Robonaut 2

NASA / General Motors Houston, Texas, USA

Description

Robonaut 2 (R2) is a humanoid robot jointly developed by NASA and General Motors, designed to work alongside astronauts in space. It became the first humanoid robot in space when it was sent to the International Space Station (ISS) in 2011. With extremely dexterous hands capable of manipulating the same tools as humans, R2 represents a major milestone in space robotics. Robonaut 2 launched to the International Space Station aboard STS-133 in February 2011, becoming the first humanoid robot in space and operating inside the US Orbital Segment for over four years. Its hands feature 12 degrees of freedom each and were specifically designed to operate the same switches, valves, and handrails used by human astronauts eliminating the need for robot-only interfaces aboard the station. The joint NASA-GM development program produced breakthrough force-sensing technology subsequently applied to GM's automotive manufacturing robots, demonstrating direct commercial technology transfer from space robotics research.

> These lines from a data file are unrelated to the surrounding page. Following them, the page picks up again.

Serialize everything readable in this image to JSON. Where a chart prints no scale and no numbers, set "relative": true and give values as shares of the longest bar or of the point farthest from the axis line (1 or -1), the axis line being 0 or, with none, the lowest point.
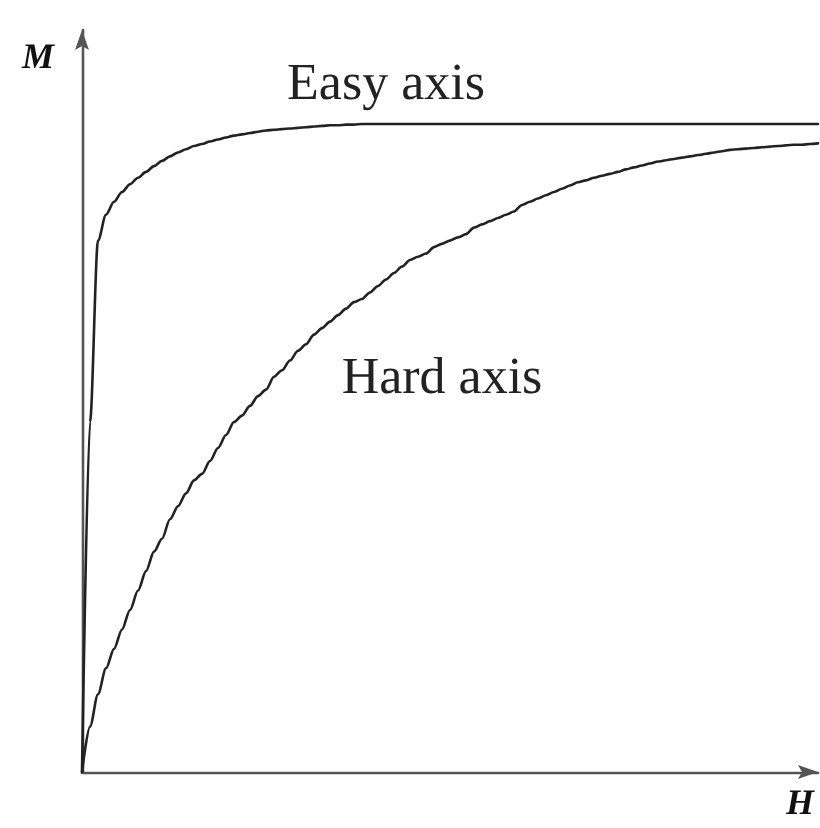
{
  "chart_data": {
    "type": "line",
    "relative": true,
    "xlabel": "H",
    "ylabel": "M",
    "tick_labels": false,
    "marker": "none",
    "line_style": "solid",
    "categories": [
      null,
      null,
      null,
      null,
      null,
      null,
      null,
      null,
      null,
      null,
      null,
      null,
      null,
      null,
      null,
      null,
      null,
      null,
      null,
      null,
      null,
      null,
      null,
      null,
      null,
      null,
      null,
      null,
      null,
      null,
      null,
      null,
      null,
      null,
      null,
      null,
      null,
      null,
      null,
      null,
      null,
      null,
      null,
      null,
      null,
      null,
      null,
      null,
      null,
      null,
      null,
      null,
      null,
      null,
      null,
      null,
      null,
      null,
      null,
      null,
      null,
      null,
      null,
      null,
      null,
      null,
      null,
      null,
      null,
      null,
      null,
      null,
      null,
      null,
      null,
      null,
      null,
      null,
      null,
      null,
      null,
      null,
      null,
      null,
      null,
      null,
      null,
      null,
      null,
      null,
      null,
      null,
      null
    ],
    "series": [
      {
        "name": "Easy axis",
        "color": "#222222",
        "values": [
          0,
          0.54,
          0.82,
          0.86,
          0.88,
          0.895,
          0.907,
          0.917,
          0.926,
          0.935,
          0.943,
          0.95,
          0.956,
          0.961,
          0.966,
          0.969,
          0.973,
          0.976,
          0.979,
          0.982,
          0.984,
          0.986,
          0.988,
          0.99,
          0.991,
          0.992,
          0.993,
          0.994,
          0.995,
          0.996,
          0.997,
          0.998,
          0.998,
          0.999,
          0.999,
          1,
          1,
          1,
          1,
          1,
          1,
          1,
          1,
          1,
          1,
          1,
          1,
          1,
          1,
          1,
          1,
          1,
          1,
          1,
          1,
          1,
          1,
          1,
          1,
          1,
          1,
          1,
          1,
          1,
          1,
          1,
          1,
          1,
          1,
          1,
          1,
          1,
          1,
          1,
          1,
          1,
          1,
          1,
          1,
          1,
          1,
          1,
          1,
          1,
          1,
          1,
          1,
          1,
          1,
          1,
          1,
          1,
          1
        ]
      },
      {
        "name": "Hard axis",
        "color": "#222222",
        "values": [
          0,
          0.07,
          0.12,
          0.16,
          0.19,
          0.22,
          0.25,
          0.28,
          0.31,
          0.34,
          0.36,
          0.39,
          0.41,
          0.43,
          0.45,
          0.46,
          0.48,
          0.5,
          0.52,
          0.54,
          0.55,
          0.565,
          0.58,
          0.59,
          0.61,
          0.62,
          0.635,
          0.65,
          0.66,
          0.675,
          0.685,
          0.695,
          0.705,
          0.715,
          0.725,
          0.73,
          0.74,
          0.75,
          0.76,
          0.77,
          0.78,
          0.79,
          0.795,
          0.8,
          0.81,
          0.815,
          0.82,
          0.825,
          0.83,
          0.84,
          0.845,
          0.85,
          0.855,
          0.86,
          0.865,
          0.875,
          0.88,
          0.885,
          0.89,
          0.895,
          0.9,
          0.905,
          0.91,
          0.913,
          0.917,
          0.92,
          0.923,
          0.926,
          0.93,
          0.933,
          0.936,
          0.939,
          0.942,
          0.944,
          0.946,
          0.948,
          0.95,
          0.952,
          0.954,
          0.956,
          0.958,
          0.96,
          0.961,
          0.962,
          0.963,
          0.964,
          0.965,
          0.966,
          0.967,
          0.968,
          0.968,
          0.969,
          0.97
        ]
      }
    ]
  }
}
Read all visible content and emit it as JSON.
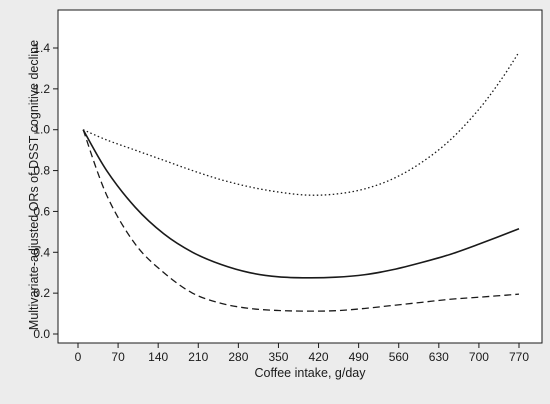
{
  "chart_data": {
    "type": "line",
    "title": "",
    "xlabel": "Coffee intake, g/day",
    "ylabel": "Multivariate-adjusted ORs of DSST cognitive decline",
    "xlim": [
      0,
      770
    ],
    "ylim": [
      0,
      1.4
    ],
    "x_ticks": [
      0,
      70,
      140,
      210,
      280,
      350,
      420,
      490,
      560,
      630,
      700,
      770
    ],
    "y_ticks": [
      0.0,
      0.2,
      0.4,
      0.6,
      0.8,
      1.0,
      1.2,
      1.4
    ],
    "x_tick_labels": [
      "0",
      "70",
      "140",
      "210",
      "280",
      "350",
      "420",
      "490",
      "560",
      "630",
      "700",
      "770"
    ],
    "y_tick_labels": [
      "0.0",
      "0.2",
      "0.4",
      "0.6",
      "0.8",
      "1.0",
      "1.2",
      "1.4"
    ],
    "grid": false,
    "legend": "none",
    "series": [
      {
        "style": "solid",
        "x": [
          9,
          50,
          100,
          150,
          200,
          250,
          300,
          350,
          400,
          450,
          500,
          550,
          600,
          650,
          700,
          770
        ],
        "y": [
          1.0,
          0.8,
          0.62,
          0.49,
          0.4,
          0.34,
          0.3,
          0.28,
          0.275,
          0.278,
          0.29,
          0.315,
          0.35,
          0.39,
          0.44,
          0.515
        ]
      },
      {
        "style": "dashed",
        "x": [
          9,
          50,
          100,
          150,
          200,
          250,
          300,
          350,
          400,
          450,
          500,
          550,
          600,
          650,
          700,
          770
        ],
        "y": [
          1.0,
          0.68,
          0.44,
          0.3,
          0.2,
          0.15,
          0.125,
          0.115,
          0.112,
          0.114,
          0.125,
          0.14,
          0.155,
          0.17,
          0.18,
          0.195
        ]
      },
      {
        "style": "dotted",
        "x": [
          9,
          50,
          100,
          150,
          200,
          250,
          300,
          350,
          400,
          450,
          500,
          550,
          600,
          650,
          700,
          740,
          770
        ],
        "y": [
          1.0,
          0.95,
          0.9,
          0.85,
          0.8,
          0.755,
          0.72,
          0.695,
          0.68,
          0.685,
          0.71,
          0.76,
          0.84,
          0.95,
          1.1,
          1.25,
          1.38
        ]
      }
    ]
  }
}
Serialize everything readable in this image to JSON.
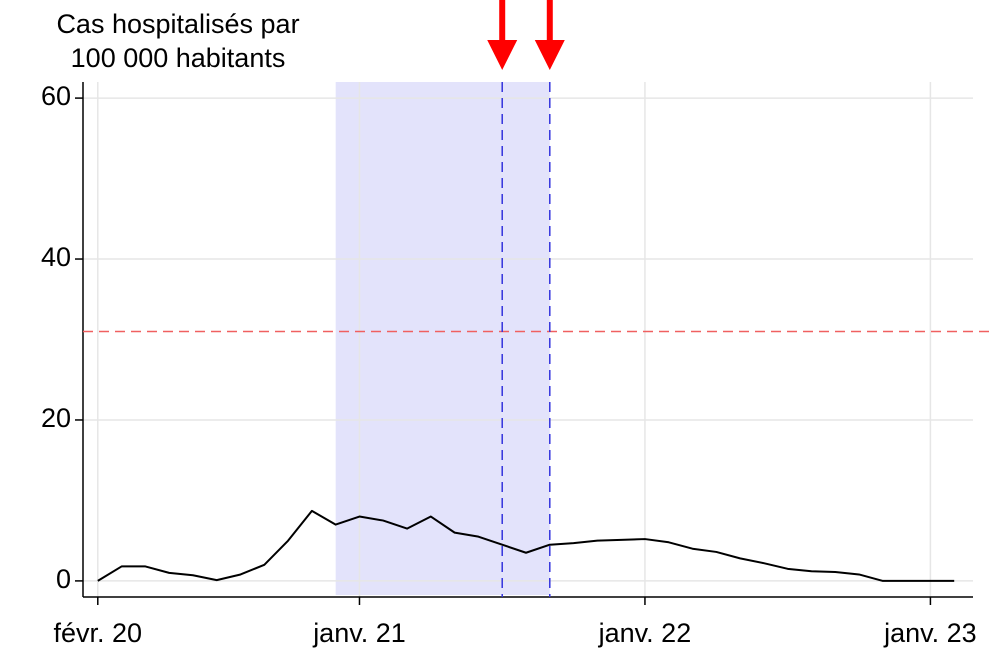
{
  "chart_data": {
    "type": "line",
    "ylabel": [
      "Cas hospitalisés par",
      "100 000 habitants"
    ],
    "x": [
      "2020-02",
      "2020-03",
      "2020-04",
      "2020-05",
      "2020-06",
      "2020-07",
      "2020-08",
      "2020-09",
      "2020-10",
      "2020-11",
      "2020-12",
      "2021-01",
      "2021-02",
      "2021-03",
      "2021-04",
      "2021-05",
      "2021-06",
      "2021-07",
      "2021-08",
      "2021-09",
      "2021-10",
      "2021-11",
      "2021-12",
      "2022-01",
      "2022-02",
      "2022-03",
      "2022-04",
      "2022-05",
      "2022-06",
      "2022-07",
      "2022-08",
      "2022-09",
      "2022-10",
      "2022-11",
      "2022-12",
      "2023-01",
      "2023-02"
    ],
    "series": [
      {
        "color": "#000000",
        "values": [
          0,
          1.8,
          1.8,
          1,
          0.7,
          0.1,
          0.8,
          2,
          5,
          8.7,
          7,
          8,
          7.5,
          6.5,
          8,
          6,
          5.5,
          4.5,
          3.5,
          4.5,
          4.7,
          5,
          5.1,
          5.2,
          4.8,
          4,
          3.6,
          2.8,
          2.2,
          1.5,
          1.2,
          1.1,
          0.8,
          0,
          0,
          0,
          0
        ]
      }
    ],
    "xlim": [
      "2020-01",
      "2023-03"
    ],
    "xticks": [
      {
        "value": "2020-02",
        "label": "févr. 20"
      },
      {
        "value": "2021-01",
        "label": "janv. 21"
      },
      {
        "value": "2022-01",
        "label": "janv. 22"
      },
      {
        "value": "2023-01",
        "label": "janv. 23"
      }
    ],
    "ylim": [
      -2,
      62
    ],
    "yticks": [
      0,
      20,
      40,
      60
    ],
    "grid": true,
    "shade": {
      "x": [
        "2020-12",
        "2021-09"
      ],
      "color": "#e3e3fb"
    },
    "vlines": {
      "x": [
        "2021-07",
        "2021-09"
      ],
      "color": "#3333dd"
    },
    "hline": {
      "y": 31,
      "color": "#f06060"
    },
    "arrow_color": "#ff0000"
  }
}
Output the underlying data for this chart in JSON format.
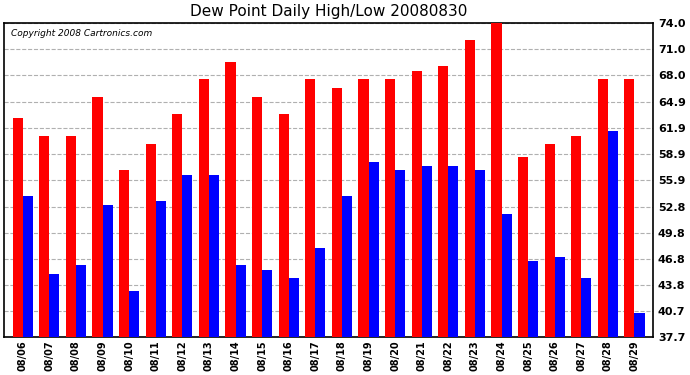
{
  "title": "Dew Point Daily High/Low 20080830",
  "copyright": "Copyright 2008 Cartronics.com",
  "dates": [
    "08/06",
    "08/07",
    "08/08",
    "08/09",
    "08/10",
    "08/11",
    "08/12",
    "08/13",
    "08/14",
    "08/15",
    "08/16",
    "08/17",
    "08/18",
    "08/19",
    "08/20",
    "08/21",
    "08/22",
    "08/23",
    "08/24",
    "08/25",
    "08/26",
    "08/27",
    "08/28",
    "08/29"
  ],
  "highs": [
    63.0,
    61.0,
    61.0,
    65.5,
    57.0,
    60.0,
    63.5,
    67.5,
    69.5,
    65.5,
    63.5,
    67.5,
    66.5,
    67.5,
    67.5,
    68.5,
    69.0,
    72.0,
    74.5,
    58.5,
    60.0,
    61.0,
    67.5,
    67.5
  ],
  "lows": [
    54.0,
    45.0,
    46.0,
    53.0,
    43.0,
    53.5,
    56.5,
    56.5,
    46.0,
    45.5,
    44.5,
    48.0,
    54.0,
    58.0,
    57.0,
    57.5,
    57.5,
    57.0,
    52.0,
    46.5,
    47.0,
    44.5,
    61.5,
    40.5
  ],
  "high_color": "#ff0000",
  "low_color": "#0000ff",
  "bg_color": "#ffffff",
  "plot_bg_color": "#ffffff",
  "grid_color": "#b0b0b0",
  "yticks": [
    37.7,
    40.7,
    43.8,
    46.8,
    49.8,
    52.8,
    55.9,
    58.9,
    61.9,
    64.9,
    68.0,
    71.0,
    74.0
  ],
  "ymin": 37.7,
  "ymax": 74.0,
  "bar_width": 0.38
}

Taken together, Robonaut 2 reads as a platform built around height of 100 cm (torso) and weight of 150 kg (with legs), with Ultra-dexterous hands with 12 DoF each, 350+ tactile sensors per hand, and Stereo vision for 3D perception supporting Astronaut assistance in the ISS, Tool manipulation in microgravity, and Space station maintenance. That makes the profile feel more grounded in how NASA / General Motors Houston, Texas, USA is positioning the robot for real operating environments rather than as a one-off demo.

Specifications

Height

100 cm (torso)

Weight

150 kg (with legs)

Hand DoF

12 per hand

Grip Strength

~2.3 kg per finger

Sensors

350+ per hand

First ISS

February 2011

Partner

General Motors

Origin

Houston, TX

In practical terms, these figures describe a robot optimized for Astronaut assistance in the ISS, Tool manipulation in microgravity, and Space station maintenance, while Ultra-dexterous hands with 12 DoF each, 350+ tactile sensors per hand, and Stereo vision for 3D perception define the balance between mobility, perception, and manipulation. The specification set also helps explain the scale of tasks Robonaut 2 can realistically handle today.

History

2010: Robonaut 2 unveiled by NASA and GM
February 2011: R2 sent to the ISS first humanoid in space
2014: Legs added for mobility in the ISS
2018: R2 returned to Earth for repairs
2023: Continuous improvements and tests at JSC
2026: Technologies integrated into future space robots

Overall, the timeline shows how Robonaut 2 moved from research or early unveiling toward clearer operational intent, with each stage tightening the link between height of 100 cm (torso) and weight of 150 kg (with legs) and the jobs it is expected to perform. It also shows how the project matured from concept validation into a more deployment-oriented platform.

Use Cases

Astronaut assistance in the ISS
Tool manipulation in microgravity
Space station maintenance
Extravehicular inspections
Robotic dexterity research
Repetitive tasks in the space environment

Across these roles, Robonaut 2 is being framed less as a general-purpose android and more as a system that can repeatedly deliver value in Astronaut assistance in the ISS, Tool manipulation in microgravity, and Space station maintenance. Ultra-dexterous hands with 12 DoF each, 350+ tactile sensors per hand, and Stereo vision for 3D perception are the pieces that make those scenarios believable, because they connect sensing, planning, and physical execution into one workflow.

Technologies dream

Fully autonomous space station maintenance without human intervention, complete EVA capability in microgravity, self-diagnosis and component replacement in space, autonomous orbital structure construction, asteroid exploration.

Past

Robonaut 1 (1997) proved humanoid hands could use astronaut tools. R2 added a full torso and was the first humanoid in space (ISS, 2011).

Present

42-DoF tendon-driven hands, astronaut-tool compatible, ISS operation experience, technology adapted for automotive and telemedicine.

Future

Autonomous space station maintenance, lunar construction, and Mars exploration robots operating years without human intervention.

Technologies

Ultra-dexterous hands with 12 DoF each
350+ tactile sensors per hand
Stereo vision for 3D perception
Impedance control for fine manipulation
Teleoperation from the ground
Standard EVA tool compatibility
Fault-tolerant architecture
Communication via ISS network

Together, these technologies show that Robonaut 2 depends on a layered architecture rather than one breakthrough component. Ultra-dexterous hands with 12 DoF each, 350+ tactile sensors per hand, and Stereo vision for 3D perception provide the core capabilities, while the surrounding stack determines how well the robot can perceive context, stay stable, and complete tasks without fragile scripting.